Tests for linear trends were conducted by assigning medians of ultraprocessed food consumption to each category and treating this variable as a continuous variable in the respective Cox regression model. We fitted a first model without any adjustment (crude), a second model adjusted for age and sex, and a third multivariable-adjusted model adjusted for age, sex, marital status, educational status, baseline BMI, physical activity, television watching, siesta sleep, smoking status, snacking between meals, and following a special diet. Total energy intake was not included as a covariate because it may plausibly mediate the association of ultraprocessed foods and overweight and obesity. We evaluated the interaction between exposure, sex, and BMI with the use of a likelihood ratio test that compared the fully adjusted Cox regression model and the same model with interaction product terms (3 df). Nelson-Aalen cumulative hazards estimates were plotted for overweight and obesity incidence according to ultraprocessed food consumption quartiles at baseline. We used inverse probability weighting to adjust the Nelson-Aalen curves for baseline potential confounders.
To test the proportional hazard assumption, we calculated a Cox regression with the exposure as a continuous time-varying covariate to check that the HR did not vary over time, obtaining a nonsignificant result, suggesting that the proportionality assumption was met. We also checked the proportionality of hazards model with the use of a Grambsch-Therneau test of the scaled Schoenfeld residuals from a Cox model on the 3 dummy variables of the upper ultraprocessed quartiles (19). The P value of the global test was 0.72.
To determine the contribution of each food item to the between-person variance in ultraprocessed food consumption (13), we constructed a series of nested least-squares linear regression models after stepwise-selection regression analyses. The additional contribution of a given food item was reflected in the change in the cumulative R2.
Sensitivity analyses were conducted by repeating the multivariable-adjusted Cox regression models with the following changes: 1) additional adjustment excluding fruit and vegetable consumption, 2) exclusion of those participants under the 5th percentile and over the 95th percentile of total energy intake, 3) additional adjustment for total energy intake, 4) additional adjustment for family history of obesity, 5) additional adjustment for weight gain >3 kg in the 5 y before entering the cohort, 6) exclusion of participants who were early incident cases of overweight (those who became overweight after only 2 y of follow-up), and 7) inclusion of subjects with prevalent chronic diseases.
All analyses were performed with Stata version 12.1 (StataCorp LP). P < 0.05 was considered significant.
A total of 2967 (35.1%) men and 5484 (64.9%) women were included in this analysis, and the mean ± SD age of the participants was 37.6 ± 11.0 y. The main baseline characteristics of participants according to quartiles of total ultraprocessed food consumption are presented in Table 1. Participants in the fourth quartile of ultraprocessed food consumption had the highest BMI, were more likely to be current smokers, watched more television, and had the highest total energy and fat intake and the lowest protein and total fiber than those in the first quartile.
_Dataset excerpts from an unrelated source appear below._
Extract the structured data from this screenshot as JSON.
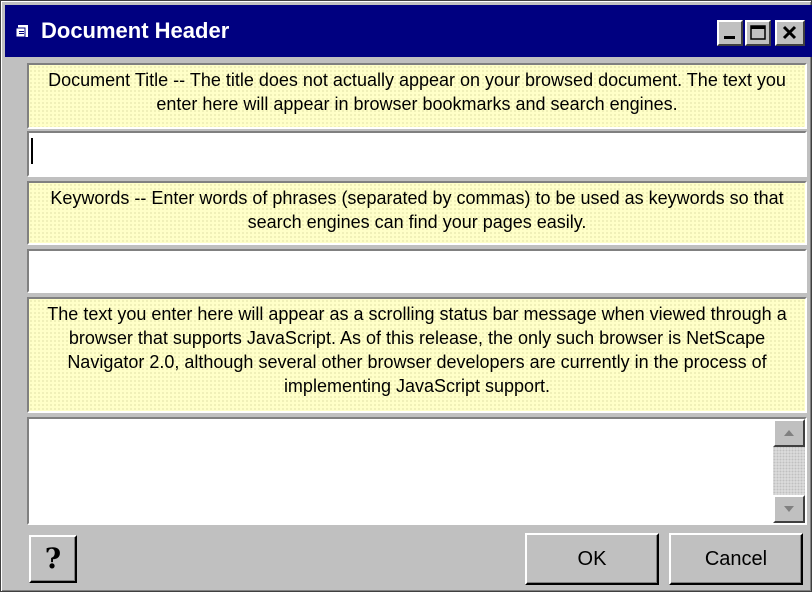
{
  "window": {
    "title": "Document Header",
    "icon": "document-app-icon",
    "controls": [
      "minimize-icon",
      "maximize-icon",
      "close-icon"
    ]
  },
  "sections": {
    "title_help": "Document Title -- The title does not actually appear on your browsed document. The text you enter here will appear in browser bookmarks and search engines.",
    "title_value": "",
    "keywords_help": "Keywords -- Enter words of phrases (separated by commas) to be used as keywords so that search engines can find your pages easily.",
    "keywords_value": "",
    "status_help": "The text you enter here will appear as a scrolling status bar message when viewed through a browser that supports JavaScript.  As of this release, the only such browser is NetScape Navigator 2.0, although several other browser developers are currently in the process of implementing JavaScript support.",
    "status_value": ""
  },
  "buttons": {
    "help_label": "?",
    "ok_label": "OK",
    "cancel_label": "Cancel"
  },
  "colors": {
    "titlebar": "#000080",
    "panel_background": "#ffffc8",
    "face": "#c0c0c0"
  }
}
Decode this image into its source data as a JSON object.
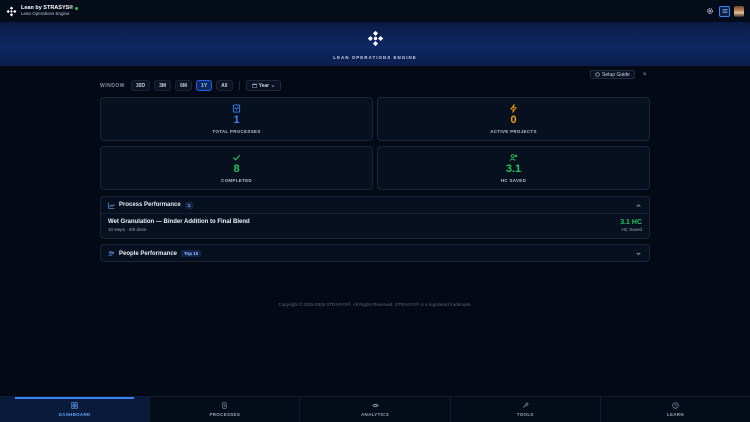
{
  "header": {
    "brand_title": "Lean by STRASYS®",
    "brand_subtitle": "Lean Operations Engine",
    "status_color": "#22c55e"
  },
  "banner": {
    "title": "LEAN OPERATIONS ENGINE"
  },
  "setup": {
    "label": "Setup Guide",
    "close": "×"
  },
  "window": {
    "label": "WINDOW",
    "options": [
      "30D",
      "3M",
      "6M",
      "1Y",
      "All"
    ],
    "selected": "1Y",
    "year_label": "Year"
  },
  "stats": [
    {
      "value": "1",
      "label": "TOTAL PROCESSES",
      "color": "#3b82f6",
      "icon": "document-icon"
    },
    {
      "value": "0",
      "label": "ACTIVE PROJECTS",
      "color": "#f59e0b",
      "icon": "lightning-icon"
    },
    {
      "value": "8",
      "label": "COMPLETED",
      "color": "#22c55e",
      "icon": "check-icon"
    },
    {
      "value": "3.1",
      "label": "HC SAVED",
      "color": "#22c55e",
      "icon": "users-icon"
    }
  ],
  "process_performance": {
    "title": "Process Performance",
    "badge": "1",
    "rows": [
      {
        "name": "Wet Granulation — Binder Addition to Final Blend",
        "meta": "10 steps · 8/8 done",
        "hc": "3.1 HC",
        "hc_label": "HC Saved"
      }
    ]
  },
  "people_performance": {
    "title": "People Performance",
    "badge": "Top 10"
  },
  "footer": {
    "copyright": "Copyright © 2025-2026 STRASYS®. All Rights Reserved. STRASYS® is a registered trademark."
  },
  "bottom_nav": [
    {
      "label": "DASHBOARD",
      "icon": "grid-icon"
    },
    {
      "label": "PROCESSES",
      "icon": "list-icon"
    },
    {
      "label": "ANALYTICS",
      "icon": "eye-icon"
    },
    {
      "label": "TOOLS",
      "icon": "wrench-icon"
    },
    {
      "label": "LEARN",
      "icon": "help-icon"
    }
  ]
}
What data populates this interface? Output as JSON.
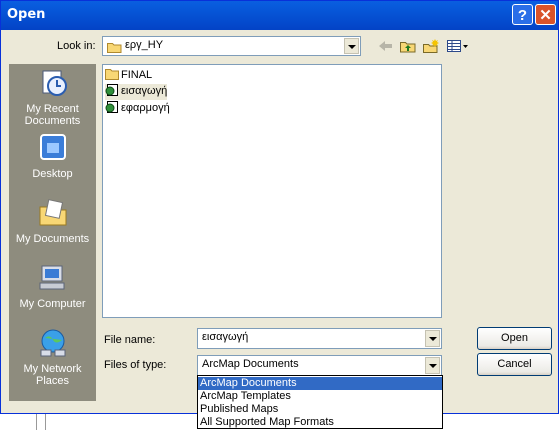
{
  "window": {
    "title": "Open",
    "help_glyph": "?",
    "close_glyph": "✕"
  },
  "toolbar": {
    "look_in_label": "Look in:",
    "look_in_value": "εργ_HY",
    "icons": [
      "back-arrow-icon",
      "up-folder-icon",
      "new-folder-icon",
      "views-menu-icon"
    ]
  },
  "places": [
    {
      "label": "My Recent Documents",
      "icon": "recent-documents-icon"
    },
    {
      "label": "Desktop",
      "icon": "desktop-icon"
    },
    {
      "label": "My Documents",
      "icon": "my-documents-icon"
    },
    {
      "label": "My Computer",
      "icon": "my-computer-icon"
    },
    {
      "label": "My Network Places",
      "icon": "network-places-icon"
    }
  ],
  "files": [
    {
      "name": "FINAL",
      "type": "folder"
    },
    {
      "name": "εισαγωγή",
      "type": "arcmap-document"
    },
    {
      "name": "εφαρμογή",
      "type": "arcmap-document"
    }
  ],
  "form": {
    "file_name_label": "File name:",
    "file_name_value": "εισαγωγή",
    "files_of_type_label": "Files of type:",
    "files_of_type_value": "ArcMap Documents"
  },
  "buttons": {
    "open": "Open",
    "cancel": "Cancel"
  },
  "type_options": [
    "ArcMap Documents",
    "ArcMap Templates",
    "Published Maps",
    "All Supported Map Formats"
  ],
  "colors": {
    "titlebar": "#0654d6",
    "selection": "#316ac5",
    "places_bg": "#8e8c7e",
    "dialog_bg": "#ece9d8"
  }
}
Moreover, on average, they consumed more fast food, fried foods, processed and other meats, and sugar-sweetened beverages. In contrast, they had the lowest intakes of vegetables and were less likely to follow special diets. In addition, they had the highest prevalence of snacking between main meals. In addition, the adherence to the Mediterranean diet score varied according to quartiles of ultraprocessed food (i.e., the higher the consumption of ultraprocessed foods, the less adherence to the Mediterranean diet).